Singapore: Can a non-lawyer send out a letter of demand or reply to a cease-and-desist letter on behalf of a third party?
Quote from barbapappa on August 6, 2018, 3:44 amI have this case here: I am a trademark agent in Singapore, and one of my clients has received a letter of demand from a law firm in Singapore. The case is not pending in court yet, but the law firm is threatening my client with court proceedings if they do not reply by a set deadline.
Can I answer the letter on behalf of my client?
I have this case here: I am a trademark agent in Singapore, and one of my clients has received a letter of demand from a law firm in Singapore. The case is not pending in court yet, but the law firm is threatening my client with court proceedings if they do not reply by a set deadline.
Can I answer the letter on behalf of my client?
Quote from Martin Schweiger on August 6, 2018, 4:35 amYour question comes with two aspects.
1. First, is it legally allowable to reply to a letter of demand on behalf of your client?
2. And second, is it wise to reply to a letter of demand on behalf of your client?
3. To answer the first aspect, yes, you can reply to a letter of demand on behalf of your client, and yes, you can negotiate a settlement of the case before it goes to court.
These activities do not fall under the restrictions of S33 Legal Profession Act.
4. These are the matters that can only be done by a lawyer with a valid practitioner certificate (see paras (1) and (2) of S33 Legal Profession Act):
- to act for any party to legal proceedings,
- to sue out any writ, summons or process,
- to commence, carry on, solicit or defend any action, suit or other legal proceeding in the name of any other person, or in his own name, in any of the courts in Singapore,
- to draw or prepare any document or instrument relating to any proceeding in the courts in Singapore,
- to draw or prepare any document or instrument relating to any movable or immovable property,
- to draw or prepare any document or instrument relating to any legal proceeding,
- to take instructions for or to draw or prepare any papers on which to found or oppose a grant of probate,
- to take instructions for or to draw or prepare any papers on which to found or oppose letters of administration,
- on behalf of a claimant or a person alleging himself to have a claim to a legal right, to write, to publish or to send a letter or notice threatening legal proceedings (other than a letter or notice that the matter will be handed to a solicitor for legal proceedings),
- to solicit the right to negotiate, or negotiates in any way for the settlement of, or settles, any claim arising out of personal injury or death founded upon a legal right or otherwise.5. Please note that the Legal Profession Act does not contain a definition for "legal proceeding", but it is commonly understood that this term refers to an activity that seeks to invoke the power of a court or tribunal or any other public authority in order to enforce a law, including appeals against the decision of a court or tribunal or any other public authority.

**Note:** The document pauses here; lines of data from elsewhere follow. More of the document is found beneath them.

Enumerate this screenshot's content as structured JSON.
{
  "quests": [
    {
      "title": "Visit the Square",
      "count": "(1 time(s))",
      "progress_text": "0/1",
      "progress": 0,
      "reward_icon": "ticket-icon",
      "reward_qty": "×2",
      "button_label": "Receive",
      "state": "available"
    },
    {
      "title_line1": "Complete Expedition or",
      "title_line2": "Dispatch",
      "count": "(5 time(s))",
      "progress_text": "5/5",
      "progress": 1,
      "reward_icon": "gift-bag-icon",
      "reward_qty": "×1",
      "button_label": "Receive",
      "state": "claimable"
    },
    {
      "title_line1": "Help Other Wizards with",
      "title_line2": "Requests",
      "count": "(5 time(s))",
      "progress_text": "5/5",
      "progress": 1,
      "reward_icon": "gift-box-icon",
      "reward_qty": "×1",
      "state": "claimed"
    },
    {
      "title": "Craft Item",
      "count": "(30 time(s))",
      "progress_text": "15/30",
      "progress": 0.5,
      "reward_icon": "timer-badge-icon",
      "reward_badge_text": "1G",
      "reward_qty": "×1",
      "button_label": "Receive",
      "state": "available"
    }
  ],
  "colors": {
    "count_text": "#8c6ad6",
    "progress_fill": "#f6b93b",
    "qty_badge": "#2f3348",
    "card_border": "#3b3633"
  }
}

Legal proceedings are generally characterized by an orderly process in which participants or their representatives are able to present evidence in support of their claims, and to argue in favor of particular interpretations of the law, after which a judge, jury, or other factfinder makes a determination of the factual and legal issues.
see https://en.wikipedia.org/wiki/Legal_proceeding6. As a result, replying to a letter of demand on behalf of your client and negotiating a settlement of the case before it goes to court is not captured in S33 Legal Profession Act, so you may do so on behalf of your client.
S33(2)(d) even explicitly allows sending out a letter to an alleged infringer on behalf of your client threatening that the matter will be handed to a solicitor for legal proceedings if he does not comply with your client´s claims.
7. To answer the second aspect of your question: no, it is not wise to reply to a letter of demand on behalf of your client.
From a business point of view, although you may generate some extra-business by engaging in IP litigation, it is wiser to focus on the registration and prosecution aspects of Intellectual Property, and to see lawyers as our clients, whom we support when it comes to a lawsuit.
I have also often had cases that became contentious after I have tried to settle them. It is extremely handy if you can then also handle the case when it goes to court, but you look extremely bad in the eyes of your client if you must tell him then that he needs a lawyer to proceed onwards. Again, you may generate some extra-business by engaging in IP litigation, but it is wiser to focus on the registration and prosecution aspects of Intellectual Property, and to see lawyers as our clients, whom we support when it comes to a lawsuit.
I have also seen cases where the claimant's lawyer starts a discussion about whether or not you non-lawyer are allowed to represent your client in the negotiations for settling the case. This is not necessary and it will weaken your own ability to play hardball with the claimant: yes, in the case of an alleged trademark infringement you must fight back. Never accept the position that your client is a trademark infringer, and there is never a clear-cut case where there is no room for negotiations at all.
I have also seen cases that went to court after failed pre-trial negotiations, done by a non-lawyer. The lawyer who handles the court proceedings will usually disagree with the strategy used during the pre-trial negotiations. While that is normal because this is in the nature of anyone in the legal industry, that can destroy the good relationship between the client and yourself.
Engaging a lawyer for such pre-trial negotiations is always useful and worth the extra money paid, and even if it is only for applying the four-eyes-principle to increase quality of the outcome.